Fondée en 1981, Africa N°1 a marqué des générations d’auditeurs à travers le continent. Sa ligne éditoriale panafricaine et sa rigueur journalistique en avaient fait un symbole d’ouverture et d’identité culturelle. Mais des difficultés financières et de gouvernance l’avaient progressivement réduite au silence.
Aujourd’hui, la station réapparaît sur la fréquence 94.5 FM à Libreville, une renaissance saluée par ses anciens auditeurs et présentée par les autorités comme un signal fort du retour à la fierté nationale.
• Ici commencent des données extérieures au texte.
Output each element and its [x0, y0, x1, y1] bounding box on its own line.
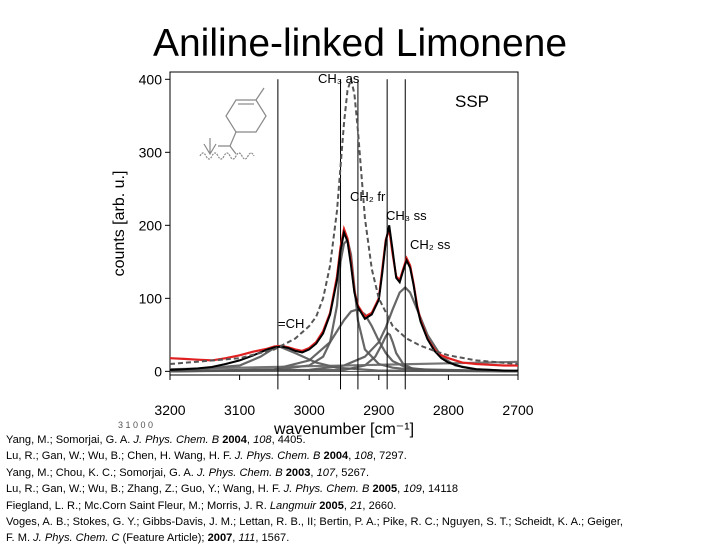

Cette initiative s’inscrit dans la stratégie de “refondation des institutions” engagée par Brice Clotaire Oligui Nguema depuis son arrivée au pouvoir. Le président gabonais multiplie les projets de restauration des symboles du pays : médias, entreprises publiques et bâtiments emblématiques font l’objet de programmes de modernisation. Une manière, pour lui, d’incarner la méthode Oligui Nguema, fondée sur la rigueur, la transparence et la reconstruction d’un État fort.
Au-delà du symbole, la relance d’Africa N°1 traduit une ambition plus large : repositionner le Gabon comme un acteur central de la communication en Afrique centrale. En redonnant vie à cette voix historique, le chef de l’État veut faire du pays un pôle de rayonnement culturel et médiatique.
Un message politique autant que symbolique : celui d’un Gabon qui se reconstruit, et d’une Afrique qui retrouve confiance en sa propre parole.